En conclusión, es conveniente dibujar el marco de un alto el fuego, constatando las relaciones de poder político-militar-territorial, así como otra fase de continuidad de los objetivos estratégicos de ambos bloques. Se trata de precisar qué significa la victoria y/o la derrota de cada parte y sus consecuencias, y qué punto intermedio es razonable, antes que la prolongación y generalización de la guerra, y aunque suponga un equilibrio inestable con una fase de tregua. La alternativa a la continuidad de la militarización es la paz duradera junto con la pugna a medio plazo, con las expectativas de cada cual, de avanzar en el desequilibrio favorable de la relación de fuerzas por la vía ‘blanda’ de influencia económica y político-legitimadora de la opinión pública, pero con garantías relativas de seguridad general.
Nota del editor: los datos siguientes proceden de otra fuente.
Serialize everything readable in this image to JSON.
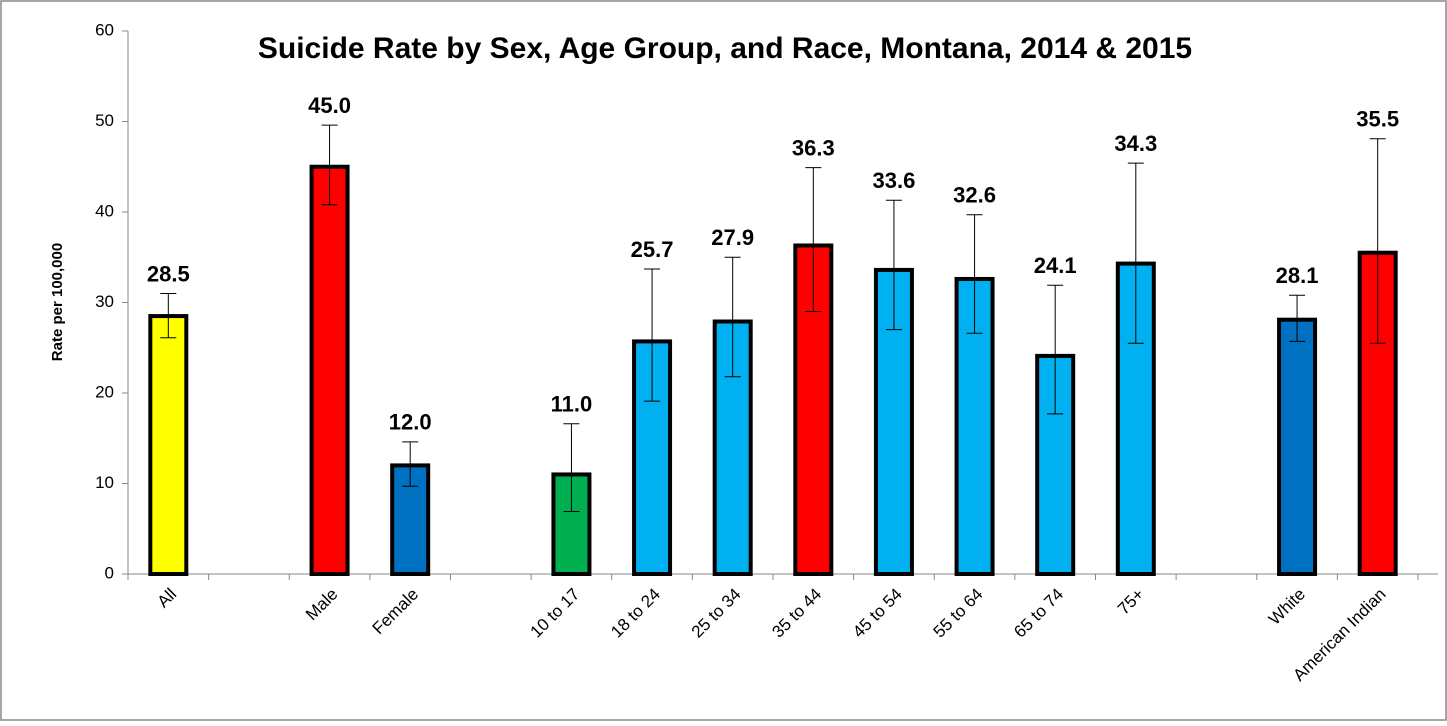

Están claros los proyectos maximalistas: por un lado, ocupación de Ucrania y cambio de Régimen, con anexión por Rusia (como supuesta parte de la nación rusa y sin derecho a Estado propio); por otro lado, derrota y expulsión del Ejército ruso, con la expectativa del apoyo militar de la OTAN, con debilitamiento de su Régimen y poderío militar, con exclusivo énfasis en la soberanía e integridad territorial de Ucrania, para decidir su integración en la OTAN y su negativa a la negociación internacional de un estatus especial para Crimea y el Donbás.
Aparte de afrontar todas las responsabilidades, particularmente los crímenes de guerra, y las consecuencias de la invasión, la experiencia de los equilibrios militares induce a cierto reconocimiento de la realidad. Por parte rusa parece que se renuncia a ocupar Ucrania o destruir su régimen político. Por parte del Gobierno ucranio se renuncia a su incorporación a la OTAN. Habrá que precisar un sistema de seguridad colectivo para ambos y la cuestión de la territorialidad de Crimea y el Donbas, con un estatus especial volviendo a empezar desde los tratados de Minsk y la nueva situación fáctica del control territorial.
En definitiva, habrá que reconfigurar e interrelacionar los conceptos de soberanía y de seguridad colectiva, con una deseable perspectiva de desmilitarización y dilución (evitación) de bloques militares, en un orden socioeconómico más justo.
Antonio Antón. Profesor de Sociología de la Universidad Autónoma de Madrid.